La mañana del 22 de septiembre de 1991 todo un país lloró la noticia de su muerte. Amanecía ya cuando Tino Casal se disponía junto con tres amigos a subirse en el coche que los llevaría de vuelta a casa tras una noche de fiesta en una conocida discoteca madrileña. Ocupó el asiento del copiloto y, sin abrocharse el cinturón de seguridad, emprendió el viaje que acabaría con su vida a los 41 años. El exceso de velocidad quiso que aquel automóvil se estrellara contra una farola en las inmediaciones del Puente de los Franceses, sobre el río Manzanares, lo que, unido al descuido de seguridad por parte del artista, acabó con Tino como única víctima mortal de aquel funesto accidente.
Aquel día murió la leyenda y nació el mito de un asturiano que desde niño mostraba ser merecedor de lo que ya en la cima de su carrera se le llegó a considerar: el David Bowie español. «Desde muy pronto pinté los pechos de Sara Montiel, mientras los demás niños daban patadas a un balón», confesó quien fiel a la estética «kitsch» y rompedor de esquemas llenaba las pistas de «Eloíses» que se multiplicaban a la par que escalaba puestos en las listas de éxitos, convirtiéndose en todo un icono de la movida madrileña.

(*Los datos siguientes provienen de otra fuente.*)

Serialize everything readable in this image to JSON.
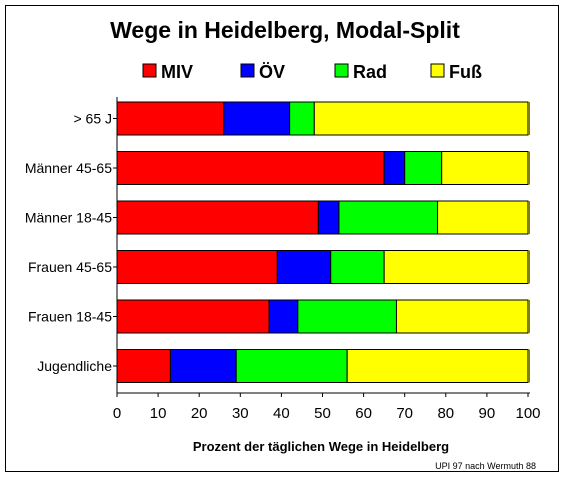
{
  "chart_data": {
    "type": "bar",
    "orientation": "horizontal",
    "stacked": true,
    "title": "Wege in Heidelberg, Modal-Split",
    "xlabel": "Prozent der täglichen Wege in Heidelberg",
    "ylabel": "",
    "xlim": [
      0,
      100
    ],
    "xticks": [
      "0",
      "10",
      "20",
      "30",
      "40",
      "50",
      "60",
      "70",
      "80",
      "90",
      "100"
    ],
    "legend_position": "top",
    "grid": false,
    "categories": [
      "> 65 J",
      "Männer 45-65",
      "Männer 18-45",
      "Frauen 45-65",
      "Frauen 18-45",
      "Jugendliche"
    ],
    "series": [
      {
        "name": "MIV",
        "color": "#ff0000",
        "values": [
          26,
          65,
          49,
          39,
          37,
          13
        ]
      },
      {
        "name": "ÖV",
        "color": "#0000ff",
        "values": [
          16,
          5,
          5,
          13,
          7,
          16
        ]
      },
      {
        "name": "Rad",
        "color": "#00ff00",
        "values": [
          6,
          9,
          24,
          13,
          24,
          27
        ]
      },
      {
        "name": "Fuß",
        "color": "#ffff00",
        "values": [
          52,
          21,
          22,
          35,
          32,
          44
        ]
      }
    ],
    "source": "UPI 97 nach Wermuth 88"
  }
}
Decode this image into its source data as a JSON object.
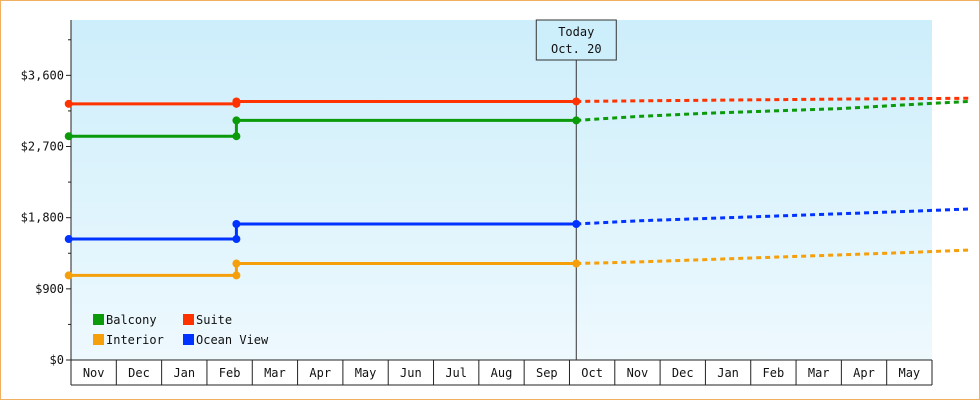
{
  "chart_data": {
    "type": "line",
    "title": "",
    "xlabel": "",
    "ylabel": "",
    "ylim": [
      0,
      4300
    ],
    "y_ticks": [
      "$0",
      "$900",
      "$1,800",
      "$2,700",
      "$3,600"
    ],
    "y_tick_values": [
      0,
      900,
      1800,
      2700,
      3600
    ],
    "x_months": [
      "Nov",
      "Dec",
      "Jan",
      "Feb",
      "Mar",
      "Apr",
      "May",
      "Jun",
      "Jul",
      "Aug",
      "Sep",
      "Oct",
      "Nov",
      "Dec",
      "Jan",
      "Feb",
      "Mar",
      "Apr",
      "May"
    ],
    "today": {
      "label": "Today",
      "date": "Oct. 20",
      "x": 11.15
    },
    "background_gradient": [
      "#cdeefb",
      "#eef9fe"
    ],
    "grid": false,
    "legend_placement": "bottom-left",
    "series": [
      {
        "name": "Balcony",
        "color": "#0a9a0a",
        "actual": [
          [
            -0.05,
            2830
          ],
          [
            3.65,
            2830
          ],
          [
            3.65,
            3030
          ],
          [
            11.15,
            3030
          ]
        ],
        "forecast": [
          [
            11.15,
            3030
          ],
          [
            12.5,
            3080
          ],
          [
            14,
            3120
          ],
          [
            15.5,
            3150
          ],
          [
            17,
            3180
          ],
          [
            18.5,
            3230
          ],
          [
            19.8,
            3270
          ]
        ],
        "markers": [
          [
            -0.05,
            2830
          ],
          [
            3.65,
            2830
          ],
          [
            3.65,
            3030
          ],
          [
            11.15,
            3030
          ]
        ]
      },
      {
        "name": "Suite",
        "color": "#ff3300",
        "actual": [
          [
            -0.05,
            3240
          ],
          [
            3.65,
            3240
          ],
          [
            3.65,
            3270
          ],
          [
            11.15,
            3270
          ]
        ],
        "forecast": [
          [
            11.15,
            3270
          ],
          [
            13,
            3280
          ],
          [
            15,
            3290
          ],
          [
            17,
            3300
          ],
          [
            19.8,
            3310
          ]
        ],
        "markers": [
          [
            -0.05,
            3240
          ],
          [
            3.65,
            3240
          ],
          [
            3.65,
            3270
          ],
          [
            11.15,
            3270
          ]
        ]
      },
      {
        "name": "Interior",
        "color": "#f5a00a",
        "actual": [
          [
            -0.05,
            1070
          ],
          [
            3.65,
            1070
          ],
          [
            3.65,
            1220
          ],
          [
            11.15,
            1220
          ]
        ],
        "forecast": [
          [
            11.15,
            1220
          ],
          [
            12.5,
            1240
          ],
          [
            14,
            1270
          ],
          [
            15.5,
            1300
          ],
          [
            17,
            1330
          ],
          [
            18.5,
            1360
          ],
          [
            19.8,
            1390
          ]
        ],
        "markers": [
          [
            -0.05,
            1070
          ],
          [
            3.65,
            1070
          ],
          [
            3.65,
            1220
          ],
          [
            11.15,
            1220
          ]
        ]
      },
      {
        "name": "Ocean View",
        "color": "#0033ff",
        "actual": [
          [
            -0.05,
            1530
          ],
          [
            3.65,
            1530
          ],
          [
            3.65,
            1720
          ],
          [
            11.15,
            1720
          ]
        ],
        "forecast": [
          [
            11.15,
            1720
          ],
          [
            12.5,
            1760
          ],
          [
            14,
            1790
          ],
          [
            15.5,
            1820
          ],
          [
            17,
            1850
          ],
          [
            18.5,
            1880
          ],
          [
            19.8,
            1910
          ]
        ],
        "markers": [
          [
            -0.05,
            1530
          ],
          [
            3.65,
            1530
          ],
          [
            3.65,
            1720
          ],
          [
            11.15,
            1720
          ]
        ]
      }
    ],
    "legend_order": [
      "Balcony",
      "Suite",
      "Interior",
      "Ocean View"
    ]
  }
}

Título que se ganó ya pasados los años 70, al volver de Londres, adonde se marchó unos años antes decidido a empaparse del que fue su ídolo, Bowie, precursor de lo que se llamó el «glam rock». Tino supo impregnarse de las vanguardias estéticas londinenses y, con extravagantes vestimentas coloridas, rostro maquillado y cabello cardado, regresó a España abanderando la «contra imagen» del «macho-rock» imperante entonces y dando un uso masculino y provocativo a elementos de la indumentaria tradicional femenina.